Monday, July 27, 2015

Not this Time for Boston




The Olympics will not be coming to Boston in 2024.
Image result for boston olympics
Which is too bad.   How great would it have been to have the world focus on this great city for a few weeks?

 Of course, this is said naively without any reference to the gritty impacts and financial effort needed to properly stage such an international event.

Since I was a little kid, the Olympics, especially the Summer version, have held a special fascination.   Track and Field, Swimming, Boxing, Wrestling.... it is a chance to demonstrate peak performance to the world and is a showcase of fundamental human potential.

Melbourne, Tokyo, Mexico City, Munich, Montreal, Moscow, Los Angeles, Barcelona, London....  every four years was a benchmark and a focus for tremendous athletic effort.

When  Jimmy Carter decided to politicize the event and pull out of the Moscow Olympics.... ironically because of the involvement of the USSR in Afghanistan.....  he corrupted the concept with his self righteous dictate.  Of course the Russians retaliated by boycotting the subsequent Los Angeles games, and the hopes of a generation of athletes were soured.

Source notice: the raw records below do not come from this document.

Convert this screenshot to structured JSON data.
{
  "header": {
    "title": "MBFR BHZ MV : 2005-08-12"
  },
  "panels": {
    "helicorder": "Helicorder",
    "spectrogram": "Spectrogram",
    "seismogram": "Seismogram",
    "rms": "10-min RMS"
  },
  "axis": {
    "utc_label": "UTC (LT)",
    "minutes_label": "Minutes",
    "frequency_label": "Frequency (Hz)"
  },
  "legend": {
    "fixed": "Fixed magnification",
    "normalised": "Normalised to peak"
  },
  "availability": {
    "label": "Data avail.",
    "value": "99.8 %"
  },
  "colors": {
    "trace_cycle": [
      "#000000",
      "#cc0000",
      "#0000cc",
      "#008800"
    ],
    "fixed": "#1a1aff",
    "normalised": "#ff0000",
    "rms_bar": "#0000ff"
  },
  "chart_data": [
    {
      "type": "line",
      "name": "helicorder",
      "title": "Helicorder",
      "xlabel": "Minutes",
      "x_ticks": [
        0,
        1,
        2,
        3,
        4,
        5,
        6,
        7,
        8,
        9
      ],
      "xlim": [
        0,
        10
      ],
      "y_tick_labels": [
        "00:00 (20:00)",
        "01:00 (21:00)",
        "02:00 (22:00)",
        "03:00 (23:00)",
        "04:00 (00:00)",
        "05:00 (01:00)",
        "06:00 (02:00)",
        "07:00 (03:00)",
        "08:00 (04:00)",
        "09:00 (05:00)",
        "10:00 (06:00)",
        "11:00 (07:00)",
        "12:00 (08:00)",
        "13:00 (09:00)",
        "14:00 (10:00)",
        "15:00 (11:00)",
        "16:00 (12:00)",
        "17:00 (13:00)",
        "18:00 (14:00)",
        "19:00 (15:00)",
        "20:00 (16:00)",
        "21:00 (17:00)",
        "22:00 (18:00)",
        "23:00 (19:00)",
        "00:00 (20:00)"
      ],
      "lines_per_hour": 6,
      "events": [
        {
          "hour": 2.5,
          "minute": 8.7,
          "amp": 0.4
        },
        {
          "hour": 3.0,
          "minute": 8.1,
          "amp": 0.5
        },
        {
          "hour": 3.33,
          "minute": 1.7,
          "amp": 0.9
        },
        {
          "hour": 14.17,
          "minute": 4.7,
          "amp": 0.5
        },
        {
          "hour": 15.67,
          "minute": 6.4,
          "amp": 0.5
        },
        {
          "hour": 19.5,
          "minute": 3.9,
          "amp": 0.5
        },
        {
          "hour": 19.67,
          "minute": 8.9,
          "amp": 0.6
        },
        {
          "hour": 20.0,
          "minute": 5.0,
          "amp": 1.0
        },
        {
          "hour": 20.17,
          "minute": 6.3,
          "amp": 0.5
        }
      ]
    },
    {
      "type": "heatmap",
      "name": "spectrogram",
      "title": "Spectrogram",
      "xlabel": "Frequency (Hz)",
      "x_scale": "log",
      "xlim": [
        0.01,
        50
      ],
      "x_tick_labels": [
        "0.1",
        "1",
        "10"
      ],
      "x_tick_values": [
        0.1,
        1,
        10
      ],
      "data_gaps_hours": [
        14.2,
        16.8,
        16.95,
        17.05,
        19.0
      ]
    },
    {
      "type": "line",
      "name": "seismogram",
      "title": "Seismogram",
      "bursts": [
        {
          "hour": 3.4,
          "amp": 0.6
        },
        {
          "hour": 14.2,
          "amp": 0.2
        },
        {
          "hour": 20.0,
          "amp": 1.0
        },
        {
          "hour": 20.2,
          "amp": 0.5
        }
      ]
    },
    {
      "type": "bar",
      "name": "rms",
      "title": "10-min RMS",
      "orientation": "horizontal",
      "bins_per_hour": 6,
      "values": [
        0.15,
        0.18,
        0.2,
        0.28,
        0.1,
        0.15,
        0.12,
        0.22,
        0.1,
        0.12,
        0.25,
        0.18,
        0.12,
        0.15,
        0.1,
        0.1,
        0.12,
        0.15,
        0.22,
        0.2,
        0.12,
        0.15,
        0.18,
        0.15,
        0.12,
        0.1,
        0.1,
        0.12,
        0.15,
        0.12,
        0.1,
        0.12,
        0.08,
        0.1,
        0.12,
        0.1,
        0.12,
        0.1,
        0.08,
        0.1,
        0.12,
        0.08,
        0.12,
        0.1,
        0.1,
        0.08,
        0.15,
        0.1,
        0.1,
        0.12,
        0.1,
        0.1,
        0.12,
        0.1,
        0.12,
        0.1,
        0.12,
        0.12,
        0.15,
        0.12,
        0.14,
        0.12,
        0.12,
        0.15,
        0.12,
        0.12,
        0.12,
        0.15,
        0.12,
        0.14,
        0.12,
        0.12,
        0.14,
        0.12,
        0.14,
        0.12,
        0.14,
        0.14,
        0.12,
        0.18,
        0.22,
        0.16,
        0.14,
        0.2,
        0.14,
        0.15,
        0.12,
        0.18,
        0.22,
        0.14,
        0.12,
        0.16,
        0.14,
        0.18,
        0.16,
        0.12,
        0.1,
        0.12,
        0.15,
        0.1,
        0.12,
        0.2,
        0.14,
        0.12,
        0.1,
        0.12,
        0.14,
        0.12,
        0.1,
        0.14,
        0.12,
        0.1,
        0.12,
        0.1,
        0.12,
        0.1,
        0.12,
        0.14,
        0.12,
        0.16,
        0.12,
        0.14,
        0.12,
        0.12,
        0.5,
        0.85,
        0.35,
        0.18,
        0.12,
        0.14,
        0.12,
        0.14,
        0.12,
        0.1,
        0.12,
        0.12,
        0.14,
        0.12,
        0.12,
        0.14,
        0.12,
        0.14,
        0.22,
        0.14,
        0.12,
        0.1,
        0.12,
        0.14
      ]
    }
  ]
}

And the slaughter of Israeli Athletes in Munich by Arab Extremists showed the world how imperfect a civilization this continues to be in our modern era.

Yet the concept of the world coming together to compete every four years has survived, and Boston, the victim of the unthinkable atrocity at the Boston Marathon just two years ago, gamefully pitched its hat in the ring.

John Fish, the hard driving and ultra successful President of Suffolk Construction, first became the public face in the effort to attract the Olympics to Boston in 2024.   I knew Fish when he was just starting out, and I always liked him as a person and admired his drive.  I believe his efforts were sincere and driven by a civic and patriotic desire to showcase his city, but he was met with negative skepticism of seeking to profit from the development of the Games here.   Even when he recused his construction company from any involvement, the criticism continued.

Boston is the home of many great things, but is also the home of the Big Dig, the development of an underground highway system which had become so rift with billion dollar overruns that it was impossible to calculate the financial hemorrhaging or assess the mismanagement.

Then the big mistake happened in my admittedly limited viewpoint.  A committee of paid consultants and staff, including former Gov. Deval Patrick and numerous outgoing bureaucrats were formed to spearhead the effort to secure the Olympic designation.


After the advent of Patrick on the scene, and the sense of another bureaucratic feeding frenzy, the public skepticism would be difficult to overcome.  When guys like Fish were displaced, with Patrick and his cronies bellying up to an open bar, you had to be extremely naive not to believe that the Boston and Massachusetts taxpayers would not be mortgaged with another wasteful and corrupt financial boondoggle.

Mayor Marty Walsh saw the writing on the wall, and pulled the plug today after noting that the City of Boston taxpayers would have to insure the International Olympic Committee that overruns would he covered.  How could any Boston politician comply with this stipulation with a straight face, given the history of the big dig and the bureaucratic hacks circling like vultures?

If John Fish could have run this like a private venture, Boston would have its Olympics.   But that wasn't going to happen.   Marty Walsh saw the reality, and did the right thing.

It could have been great though.  But not this time.